When reviewing we don't often get drawing files and it is normally printed plans or pdfs.
The scale. If the scale is too large to read anything on the plan then it is useless.
I was sent a drawing the other day that was a single A2 sheet of paper (which is an unusual sheet size for what this was of) and had a scale of 1:5000 or something ridiculous like that and they'd obviously done all their annotation in modelspace (no annotative scaling) so then in their 'final' plan the text was about half a mm high and totally unreadable. The drawing should have been split over several sheets at smaller scales so that is is actually readable although their drafting department is either really crap or just plain dodgy trying to cut corners and time. We sent it back to them.
Another thing that annoys me is when someone does something really well, then in other aspects of the design it is substantially lacking. Yes, it is great that you done component A really detailed and the design does look good. So why the heck didn't you list any design data at all (no levels, grades, sizes, anything etc) for component B which is just as important on your construction documents?

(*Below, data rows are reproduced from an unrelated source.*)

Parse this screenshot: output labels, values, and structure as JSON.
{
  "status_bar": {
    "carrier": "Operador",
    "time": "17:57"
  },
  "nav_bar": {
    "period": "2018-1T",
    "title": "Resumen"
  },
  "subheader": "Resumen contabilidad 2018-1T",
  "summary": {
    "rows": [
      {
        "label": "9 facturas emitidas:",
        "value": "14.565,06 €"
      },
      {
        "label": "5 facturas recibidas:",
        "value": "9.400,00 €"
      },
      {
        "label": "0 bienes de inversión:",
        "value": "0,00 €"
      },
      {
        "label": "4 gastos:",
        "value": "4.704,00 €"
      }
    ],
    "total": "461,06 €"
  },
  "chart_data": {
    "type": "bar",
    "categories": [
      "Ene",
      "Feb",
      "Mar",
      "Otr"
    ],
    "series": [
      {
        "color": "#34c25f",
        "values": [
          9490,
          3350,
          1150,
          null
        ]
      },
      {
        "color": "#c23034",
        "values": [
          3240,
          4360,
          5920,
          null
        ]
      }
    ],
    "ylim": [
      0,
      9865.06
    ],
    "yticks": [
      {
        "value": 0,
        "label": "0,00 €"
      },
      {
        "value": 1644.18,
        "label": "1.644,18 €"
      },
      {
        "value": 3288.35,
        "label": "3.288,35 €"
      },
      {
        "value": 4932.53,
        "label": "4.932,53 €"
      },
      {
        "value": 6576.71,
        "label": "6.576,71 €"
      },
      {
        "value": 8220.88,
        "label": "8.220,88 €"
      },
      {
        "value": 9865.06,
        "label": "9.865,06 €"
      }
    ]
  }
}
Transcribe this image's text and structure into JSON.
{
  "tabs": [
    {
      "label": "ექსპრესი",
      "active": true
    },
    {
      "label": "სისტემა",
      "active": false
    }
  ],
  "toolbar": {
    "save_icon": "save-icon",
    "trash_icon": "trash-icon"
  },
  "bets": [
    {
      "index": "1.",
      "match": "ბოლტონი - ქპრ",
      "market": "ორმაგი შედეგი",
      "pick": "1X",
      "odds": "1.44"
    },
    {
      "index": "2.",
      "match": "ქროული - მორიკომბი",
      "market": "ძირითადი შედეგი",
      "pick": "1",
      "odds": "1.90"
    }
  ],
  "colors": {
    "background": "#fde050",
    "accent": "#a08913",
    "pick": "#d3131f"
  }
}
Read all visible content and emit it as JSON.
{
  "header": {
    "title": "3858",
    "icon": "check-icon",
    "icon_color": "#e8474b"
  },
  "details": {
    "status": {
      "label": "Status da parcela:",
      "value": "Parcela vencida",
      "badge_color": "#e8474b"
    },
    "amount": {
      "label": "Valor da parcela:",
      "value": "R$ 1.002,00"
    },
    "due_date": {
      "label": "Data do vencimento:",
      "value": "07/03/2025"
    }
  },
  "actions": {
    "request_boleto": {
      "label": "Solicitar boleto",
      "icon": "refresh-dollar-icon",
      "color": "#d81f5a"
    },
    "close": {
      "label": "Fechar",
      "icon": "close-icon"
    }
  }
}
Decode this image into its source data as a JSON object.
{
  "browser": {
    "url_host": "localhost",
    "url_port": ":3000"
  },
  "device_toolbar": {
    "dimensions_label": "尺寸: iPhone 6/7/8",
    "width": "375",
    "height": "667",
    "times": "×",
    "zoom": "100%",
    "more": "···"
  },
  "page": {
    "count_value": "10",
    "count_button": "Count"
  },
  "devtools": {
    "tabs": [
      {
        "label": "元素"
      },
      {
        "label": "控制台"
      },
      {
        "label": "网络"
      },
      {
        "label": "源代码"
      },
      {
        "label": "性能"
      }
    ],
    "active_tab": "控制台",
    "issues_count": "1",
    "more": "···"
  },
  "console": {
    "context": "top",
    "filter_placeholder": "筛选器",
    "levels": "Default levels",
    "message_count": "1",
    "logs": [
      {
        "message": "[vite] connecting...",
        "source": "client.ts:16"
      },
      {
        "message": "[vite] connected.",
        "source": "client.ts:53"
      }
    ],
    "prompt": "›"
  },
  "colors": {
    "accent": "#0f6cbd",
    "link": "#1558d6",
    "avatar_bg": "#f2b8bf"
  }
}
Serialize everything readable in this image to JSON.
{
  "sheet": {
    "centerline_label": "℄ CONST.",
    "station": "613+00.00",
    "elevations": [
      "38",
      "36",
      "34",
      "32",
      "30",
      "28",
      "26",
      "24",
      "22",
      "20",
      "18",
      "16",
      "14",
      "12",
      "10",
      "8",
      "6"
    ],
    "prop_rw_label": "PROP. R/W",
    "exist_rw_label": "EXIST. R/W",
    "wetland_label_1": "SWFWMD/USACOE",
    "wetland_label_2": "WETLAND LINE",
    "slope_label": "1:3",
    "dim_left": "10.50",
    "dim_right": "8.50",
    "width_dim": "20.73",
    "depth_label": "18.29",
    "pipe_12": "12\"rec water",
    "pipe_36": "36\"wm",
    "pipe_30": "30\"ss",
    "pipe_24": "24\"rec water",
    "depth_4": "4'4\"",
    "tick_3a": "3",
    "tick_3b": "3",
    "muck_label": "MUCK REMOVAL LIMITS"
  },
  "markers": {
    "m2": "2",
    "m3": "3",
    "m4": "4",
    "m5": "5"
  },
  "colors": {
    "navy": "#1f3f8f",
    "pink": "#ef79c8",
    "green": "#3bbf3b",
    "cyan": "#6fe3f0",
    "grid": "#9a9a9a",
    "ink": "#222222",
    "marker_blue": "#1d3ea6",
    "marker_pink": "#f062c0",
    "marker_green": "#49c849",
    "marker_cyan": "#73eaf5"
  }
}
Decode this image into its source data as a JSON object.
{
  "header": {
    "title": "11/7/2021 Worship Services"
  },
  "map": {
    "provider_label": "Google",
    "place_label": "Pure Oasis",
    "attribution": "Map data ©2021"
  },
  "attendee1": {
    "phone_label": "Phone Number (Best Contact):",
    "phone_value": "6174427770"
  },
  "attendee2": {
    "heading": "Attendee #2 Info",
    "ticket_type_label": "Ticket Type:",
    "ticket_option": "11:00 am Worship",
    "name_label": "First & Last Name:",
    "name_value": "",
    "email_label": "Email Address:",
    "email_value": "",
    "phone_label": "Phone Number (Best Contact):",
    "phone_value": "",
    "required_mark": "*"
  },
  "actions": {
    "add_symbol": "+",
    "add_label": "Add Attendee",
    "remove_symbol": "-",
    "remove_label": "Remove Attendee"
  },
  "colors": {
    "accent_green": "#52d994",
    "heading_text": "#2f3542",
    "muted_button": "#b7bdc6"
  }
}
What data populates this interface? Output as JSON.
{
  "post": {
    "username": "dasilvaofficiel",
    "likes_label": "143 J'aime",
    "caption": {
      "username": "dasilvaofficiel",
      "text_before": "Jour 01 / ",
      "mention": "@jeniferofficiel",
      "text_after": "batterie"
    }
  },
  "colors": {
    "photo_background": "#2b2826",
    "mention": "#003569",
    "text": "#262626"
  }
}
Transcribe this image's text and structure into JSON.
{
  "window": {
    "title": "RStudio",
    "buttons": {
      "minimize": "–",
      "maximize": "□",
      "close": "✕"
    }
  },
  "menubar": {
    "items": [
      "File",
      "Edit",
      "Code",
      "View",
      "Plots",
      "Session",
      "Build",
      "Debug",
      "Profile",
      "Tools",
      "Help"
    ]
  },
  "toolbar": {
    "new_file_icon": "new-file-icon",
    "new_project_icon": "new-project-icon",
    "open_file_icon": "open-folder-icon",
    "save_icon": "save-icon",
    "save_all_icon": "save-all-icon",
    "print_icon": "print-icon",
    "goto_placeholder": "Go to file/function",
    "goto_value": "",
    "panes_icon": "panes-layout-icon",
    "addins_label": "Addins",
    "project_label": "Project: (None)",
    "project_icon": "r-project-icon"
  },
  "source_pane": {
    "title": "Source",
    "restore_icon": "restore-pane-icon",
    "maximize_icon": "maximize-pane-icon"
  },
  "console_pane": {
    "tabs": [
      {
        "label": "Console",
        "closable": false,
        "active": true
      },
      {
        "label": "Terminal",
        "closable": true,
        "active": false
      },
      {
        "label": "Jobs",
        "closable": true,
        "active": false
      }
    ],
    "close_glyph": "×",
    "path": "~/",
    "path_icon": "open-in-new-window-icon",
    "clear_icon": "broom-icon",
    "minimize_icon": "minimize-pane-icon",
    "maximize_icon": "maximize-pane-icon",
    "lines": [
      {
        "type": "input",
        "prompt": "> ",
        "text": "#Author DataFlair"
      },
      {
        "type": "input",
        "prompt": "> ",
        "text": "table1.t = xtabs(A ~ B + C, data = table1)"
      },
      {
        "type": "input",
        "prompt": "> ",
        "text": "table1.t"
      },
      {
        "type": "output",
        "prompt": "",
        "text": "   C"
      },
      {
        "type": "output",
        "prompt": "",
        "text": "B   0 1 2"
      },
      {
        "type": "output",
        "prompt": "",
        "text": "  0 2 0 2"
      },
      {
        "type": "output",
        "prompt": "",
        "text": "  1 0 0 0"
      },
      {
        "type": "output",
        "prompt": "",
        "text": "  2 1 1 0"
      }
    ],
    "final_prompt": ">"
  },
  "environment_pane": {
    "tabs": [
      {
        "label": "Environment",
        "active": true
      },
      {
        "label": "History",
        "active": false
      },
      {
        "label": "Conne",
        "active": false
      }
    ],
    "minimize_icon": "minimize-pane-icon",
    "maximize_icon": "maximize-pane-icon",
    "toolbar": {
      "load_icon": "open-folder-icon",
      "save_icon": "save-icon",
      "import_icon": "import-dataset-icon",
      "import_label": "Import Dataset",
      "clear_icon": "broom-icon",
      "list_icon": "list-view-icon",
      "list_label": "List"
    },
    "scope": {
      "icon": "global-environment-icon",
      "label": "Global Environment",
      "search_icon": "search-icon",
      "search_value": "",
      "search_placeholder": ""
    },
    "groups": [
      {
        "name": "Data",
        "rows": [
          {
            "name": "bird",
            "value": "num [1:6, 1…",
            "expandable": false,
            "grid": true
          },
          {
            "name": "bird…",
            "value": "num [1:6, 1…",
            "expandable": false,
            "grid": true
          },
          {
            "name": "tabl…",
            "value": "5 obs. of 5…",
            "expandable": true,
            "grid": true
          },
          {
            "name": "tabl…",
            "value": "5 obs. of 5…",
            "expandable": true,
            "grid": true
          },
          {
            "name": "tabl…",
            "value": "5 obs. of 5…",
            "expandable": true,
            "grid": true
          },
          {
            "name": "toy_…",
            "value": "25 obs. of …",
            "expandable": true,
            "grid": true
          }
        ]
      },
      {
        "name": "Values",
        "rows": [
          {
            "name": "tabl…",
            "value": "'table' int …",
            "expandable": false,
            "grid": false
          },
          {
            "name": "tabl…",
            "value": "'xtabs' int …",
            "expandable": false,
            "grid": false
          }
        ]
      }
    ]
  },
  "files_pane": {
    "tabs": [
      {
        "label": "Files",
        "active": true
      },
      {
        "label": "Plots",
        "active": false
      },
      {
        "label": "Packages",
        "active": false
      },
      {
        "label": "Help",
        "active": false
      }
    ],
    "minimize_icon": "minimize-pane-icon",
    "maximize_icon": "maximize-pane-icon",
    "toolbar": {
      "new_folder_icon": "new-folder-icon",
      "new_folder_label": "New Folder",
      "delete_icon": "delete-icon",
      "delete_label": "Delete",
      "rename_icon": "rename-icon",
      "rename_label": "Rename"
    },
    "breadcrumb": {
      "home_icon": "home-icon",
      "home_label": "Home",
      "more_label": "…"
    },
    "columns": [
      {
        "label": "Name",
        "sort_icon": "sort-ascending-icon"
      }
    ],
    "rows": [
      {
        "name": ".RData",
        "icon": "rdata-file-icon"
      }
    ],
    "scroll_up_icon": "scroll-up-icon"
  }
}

If you specify that X is required to be satisfied in your design then clearly show elsewhere on the plans that X is not satisfied, well... (which only came across my desk after it was already approved and had been constructed and no one had picked up on it yet).
I like plans that have good legends, scales and follows common industry practices somewhat.
Don't use comic sans as a font.




Reply With Quote

I'm not one of these "engineers don't know what they're doing" type of guys b/c I used to work at a consulting engineering firm. I understand where they come from. But WOW, I can only defend them so many times. Engineers out there, please check your design with structural, we're getting tired of having to move plumbing drops to a fixture b/c it's placed right above a beam. I realize the architect places these most of the time, but the engineer should still catch it.